I was so excited when this book finally arrived. Margot's work is fun, imaginative and inspires me to try and think more creatively about what I'm doing. I've done a few things in the last year that were well outside my comfort zone as a result of following her blog and admiring her work for Beadalon and Swarovski. In fact, when she made a kind comment about something I made with a Rings & Things product earlier this year (choker forms), I could hardly believe it! It helped me gain even more confidence about pushing back the edges of my creative envelope.
Well, enough about me - what about Beyond the Bead?
Basic facts: 8 1/2 by 11" full glossy color book with tons of great photographs, which is what I expect in a how to book, but the artful way the pages are composed makes each page a pleasure to the eyes. 128 numbered pages - there are a few extra pages as well that deserve attention - the acknowledgment and bio pages are not to be skipped, Margot's writing style is a joy to read.

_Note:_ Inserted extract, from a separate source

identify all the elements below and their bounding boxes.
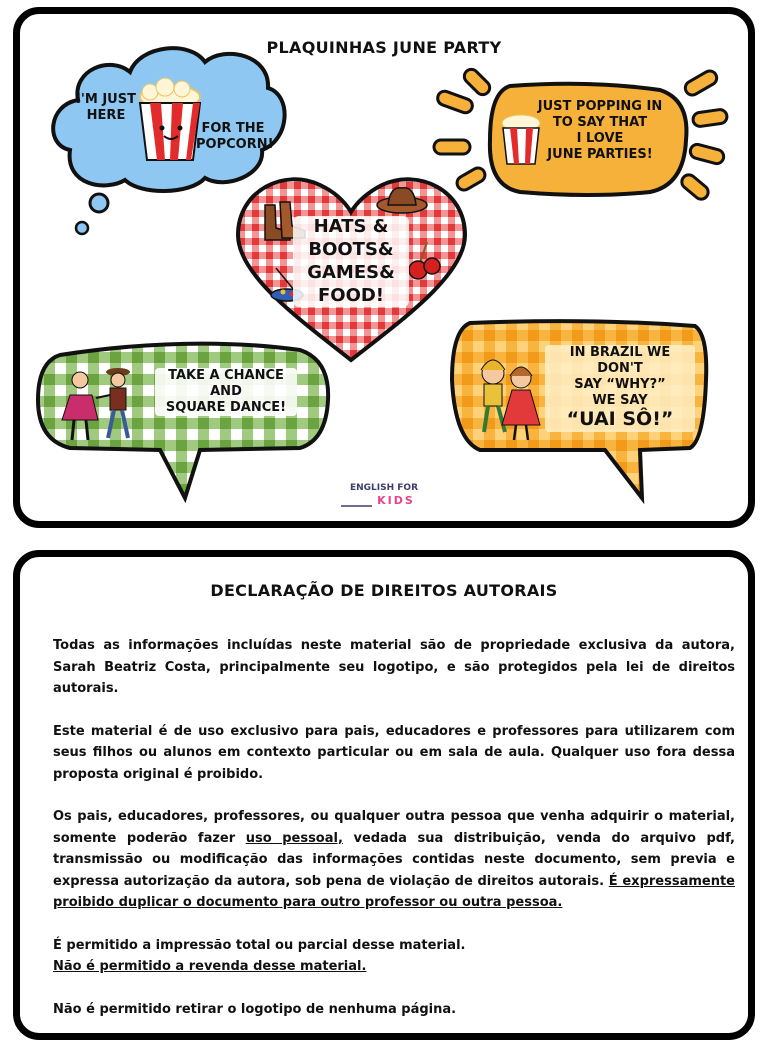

The book starts off with sections on Building Blocks, Tools, and Techniques. Even though I'm getting fairly practiced and feel confident about most techniques, I always check these sections out - you never know when you'll pick up a new tip or get a refresher that improves your skill.
Then each of the next sections has a lovely introduction before going into the projects which are thoroughly and artfully described and illustrated. There are 26 in all. As I read I realize that almost anything you might find lying around the house could become a unique and eye-catching piece of jewelry.
Most of the projects require a bit of specialized equipment or a few specialized products that crafty people probably already have, but even if your work room only has beads and wire, you will be anxious to get out to the crafts store (or go online) and grab some new items. Rest assured, you'll use them again and again once you're hooked.
Margot is all about mixing it up - using many different media to create interest and depth. There's glitter and grunge, wire and washers (not the laundromat kind), and lots of fun with glue.
One of my favorite projects in the book is right at the front - the Vogue Slide necklace. Aside from a memory glass slide and frame you probably have all the rest of the materials on hand. The look of the piece is all about what image you choose and everything else can be adapted from there.
The other piece from this section, the next project on using embossing powder on glass, I liked was the gallery piece "Optically Stained" - Margot listed that piece on Etsy and I snapped it up the moment I read about it! It's gorgeous and gets many, many compliments when worn.
There's another project section I want to try soon, it's the "Scrapped - Working with Scrapbooking Supplies" - especially the faux enameled jewelry using chipboard shapes. You can go really big with these and they're so lightweight it won't matter. That's important to me as heavy necklaces give me horrible neck aches and sometimes even headaches.
The one piece that seemed the most complicated was the glass etching - lots of specialized materials to buy and some soldering. Even so, I can't see the tools and materials going to waste, I'm sure I'd have other ideas once I had the products.
This book was well worth the wait - but I recommend you get it right away! Here's a link (below) even - if you buy it here your purchase will add a penny or two to my piggy bank. If you'd rather the pennies go in Margot's bank - here's the link to her blog and she's got her affiliate link to the book in the sidebar.
Thanks for stopping by, hope you enjoyed the review (enough to buy Margot's book, even!)
I'm hoping I'll have the energy to do a Friday Pick - if not, I promise to try and share something interesting.